AC Ref What to Test Required Outcome
AC-1 isinstance(NetVladStrategy(...), VprStrategy) True
AC-2 embed_query output shape (4096,), dtype float16, L2-norm == 1.0 ± 1e-3
AC-3 Spy on normaliser methods intra_cluster_normalise called BEFORE l2_normalise exactly once each per embed_query
AC-4 embed_query × 3 same frame bit-exact embeddings
AC-5 retrieve_topk against fixture corpus len == 10, sorted, backbone_label == "net_vlad", descriptor_dim == 4096
AC-6 descriptor_dim() × 100 (D=4096 instance) + a second D=512 instance first instance always 4096; second always 512
AC-7 Model with wrong output shape ConfigurationError at create time
AC-8 forward raises VprBackboneError; ERROR log + FDR
AC-9 malformed image_bytes VprPreprocessError; ERROR log + FDR
AC-10 compose_root(config="net_vlad") wired; INFO log with {strategy: "net_vlad", descriptor_dim: 4096}
AC-11 airborne binary + config.vpr.strategy = "net_vlad" ConfigurationError with PyTorch-OFF message; fail-fast
Preprocess-shape preprocessor.preprocess(frame) output shape (1, 3, 480, 480), dtype float16
Preprocess-input-shape preprocessor.input_shape() returns (480, 480)

Constraints

  • Dual-stage normalisation order is non-negotiable — intra-cluster THEN global L2. Reversing is forbidden.
  • NetVLAD uses the PyTorch runtime, NOT TensorRT — the simple-baseline policy isolates it from TRT engine compile risk. The research binary links both runtimes; airborne binary excludes the PyTorch runtime via BUILD_PYTORCH_RUNTIME=OFF, which makes NetVLAD effectively unselectable for airborne (AC-11).
  • Preprocessing parameters are weights-coupled(480, 480) resize, ImageNet mean/std. Hard-coded; not config-knobs.
  • descriptor_dim IS config-driven (unlike UltraVPR which hard-codes 512) because NetVLAD ships in two flavours: full 4096-d and PCA-whitened 512-d. The choice is part of the operator's deployment, not a runtime decision.
  • Constructor injection only; no import gps_denied_onboard.config inside the strategy module.
  • The strategy holds the engine ID, NOT the engine itself — engine lifecycle is owned by C7.

Risks & Mitigation

Risk 1: NetVLAD embedding dim of 4096 is 8× larger than UltraVPR's 512; FAISS HNSW lookup is slower

  • Risk: retrieve_topk may exceed C2-PT-01's 2 ms budget for the lookup stage; the budget was set against UltraVPR's D=512.
  • Mitigation: retrieve_topk p95 ≤ 4 ms is the looser baseline budget (acknowledged in NFRs); for the research binary this is acceptable since NetVLAD is comparison-only. If an operator wants the production-fast path with NetVLAD, they configure PCA-whitening (D=512) at corpus build time (C10).

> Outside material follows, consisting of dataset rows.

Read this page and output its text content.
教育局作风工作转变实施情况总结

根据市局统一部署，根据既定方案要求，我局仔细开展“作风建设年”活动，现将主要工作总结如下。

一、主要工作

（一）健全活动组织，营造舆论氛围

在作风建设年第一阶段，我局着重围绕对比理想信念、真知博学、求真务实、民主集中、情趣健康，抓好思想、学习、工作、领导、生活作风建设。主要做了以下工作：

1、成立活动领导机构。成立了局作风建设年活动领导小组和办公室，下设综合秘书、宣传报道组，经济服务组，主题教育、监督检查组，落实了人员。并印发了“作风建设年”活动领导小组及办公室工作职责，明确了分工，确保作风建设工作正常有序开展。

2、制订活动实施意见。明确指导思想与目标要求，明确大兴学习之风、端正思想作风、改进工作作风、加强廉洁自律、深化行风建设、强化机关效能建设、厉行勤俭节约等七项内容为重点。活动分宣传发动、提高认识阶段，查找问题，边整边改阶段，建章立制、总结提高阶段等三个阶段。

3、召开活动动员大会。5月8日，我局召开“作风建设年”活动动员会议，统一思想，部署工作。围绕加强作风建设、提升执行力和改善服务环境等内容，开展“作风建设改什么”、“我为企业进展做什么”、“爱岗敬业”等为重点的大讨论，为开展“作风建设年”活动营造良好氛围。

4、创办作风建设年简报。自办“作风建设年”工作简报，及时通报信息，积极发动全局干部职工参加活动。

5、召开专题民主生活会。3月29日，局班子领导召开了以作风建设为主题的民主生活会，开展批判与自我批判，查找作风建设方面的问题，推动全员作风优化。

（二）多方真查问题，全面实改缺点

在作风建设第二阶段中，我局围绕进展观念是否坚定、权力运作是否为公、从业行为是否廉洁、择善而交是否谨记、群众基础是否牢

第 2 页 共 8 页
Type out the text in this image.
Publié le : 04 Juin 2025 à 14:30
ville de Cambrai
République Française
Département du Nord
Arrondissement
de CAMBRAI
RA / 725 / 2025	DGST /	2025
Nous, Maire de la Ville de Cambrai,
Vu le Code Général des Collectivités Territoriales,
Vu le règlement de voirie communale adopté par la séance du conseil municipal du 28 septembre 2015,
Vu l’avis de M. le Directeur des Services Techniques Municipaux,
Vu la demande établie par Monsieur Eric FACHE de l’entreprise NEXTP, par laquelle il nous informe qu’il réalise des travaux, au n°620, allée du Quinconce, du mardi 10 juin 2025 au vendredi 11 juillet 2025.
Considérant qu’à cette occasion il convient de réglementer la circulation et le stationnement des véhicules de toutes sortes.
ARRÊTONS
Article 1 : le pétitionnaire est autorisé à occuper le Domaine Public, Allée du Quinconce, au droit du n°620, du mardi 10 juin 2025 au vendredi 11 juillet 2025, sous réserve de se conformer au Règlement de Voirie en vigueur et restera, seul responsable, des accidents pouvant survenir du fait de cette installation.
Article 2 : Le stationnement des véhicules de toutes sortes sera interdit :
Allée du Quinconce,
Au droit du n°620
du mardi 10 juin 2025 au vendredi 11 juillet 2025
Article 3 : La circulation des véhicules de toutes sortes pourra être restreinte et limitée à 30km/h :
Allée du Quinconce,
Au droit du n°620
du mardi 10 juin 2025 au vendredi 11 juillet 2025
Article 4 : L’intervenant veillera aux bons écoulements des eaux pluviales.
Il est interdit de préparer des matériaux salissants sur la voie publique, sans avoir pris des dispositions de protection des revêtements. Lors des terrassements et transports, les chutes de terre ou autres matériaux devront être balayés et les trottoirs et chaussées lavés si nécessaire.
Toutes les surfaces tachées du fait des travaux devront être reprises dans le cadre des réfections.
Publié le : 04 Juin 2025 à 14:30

Risk 2: NetVLAD recall@10 ≥ 0.85 floor not achievable with FP16

  • Risk: FP16 quantisation degrades the VLAD aggregation precision below the relaxed engine-rule floor.
  • Mitigation: C2-IT-01's NetVLAD assertion is the validation gate (deferred to Step 9). If FP16 fails, the operator can configure FP32 weights — the strategy does not hard-code dtype; it follows the runtime's loaded model.

Risk 3: PyTorch FP16 runtime on Tier-1 Jetson is slower than expected

  • Risk: PyTorch FP16 inference on Jetson has known pipeline-stall issues compared to TRT.
  • Mitigation: NetVLAD is research-only by build-flag combination (AC-11 enforces); the production critical path is UltraVPR. If a future cycle wants NetVLAD on the airborne binary, that's a separate task: convert NetVLAD to ONNX → TRT engine, then update this strategy to use the TRT runtime.

Risk 4: Operator picks NetVLAD on airborne binary by mistake

  • Risk: A typo in the airborne config that selects net_vlad would silently fall back to VIO-only every flight if the runtime were missing.
  • Mitigation: AC-11 makes this fail-fast at composition-root time with a clear error message. Operators learn at startup, not after takeoff.

Risk 5: AZ-283 DescriptorNormaliser may not yet ship intra_cluster_normalise

  • Risk: The helper as defined in AZ-283 ships only l2_normalise; this task needs intra_cluster_normalise too.
  • Mitigation: As noted in Scope/Excluded, extending AZ-283 to add intra_cluster_normalise is a backward-compatible function addition. If AZ-283 already merged before this task starts, the addition is committed alongside this task with a one-line note in _docs/02_document/contracts/shared_helpers/descriptor_normaliser.md. If AZ-283 not yet merged, coordinate the addition during AZ-283's implementation. Either way, no breaking change to existing consumers.

Runtime Completeness

  • Named capability: mandatory simple-baseline VprStrategy for engine-rule comparative validation against the production-default UltraVPR (architecture / E-C2 / solution.md "NetVLAD mandatory simple-baseline" / engine rule + AC-2.1b relaxed floor).
  • Production code that must exist: real NetVladStrategy calling real C7 PyTorch InferenceRuntime.forward with a real loaded NetVLAD .pth model; real NetVladBackbonePreprocessor performing real OpenCV resize + ImageNet normalisation + FP16 cast; real dual-stage normalisation (intra-cluster THEN global L2); real composition-root wiring path.
  • Allowed external stubs: tests MAY use FakeInferenceRuntime returning pre-computed VLAD descriptors; FakeTileStore; FakeFdrClient; FakeDescriptorNormaliser instrumented to verify call order (AC-3); production wiring uses the real C7 PyTorch runtime + real NetVLAD weights + real C6.
  • Unacceptable substitutes: a NumPy-only NetVLAD forward pass (would not satisfy NFR-perf budget; would defeat the runtime-isolation strategy of using a different runtime than UltraVPR); skipping intra-cluster normalisation (would silently break AC-2.1b's recall floor); using TensorRT for NetVLAD (would defeat the simple-baseline policy of isolating runtime risk); making preprocessing parameters config-knobs (would let operators silently break the recall floor); selecting NetVLAD in an airborne binary (must fail-fast per AC-11); a single-stage L2-only normalisation (would deviate from NetVLAD's published preprocessing chain; recall regression risk).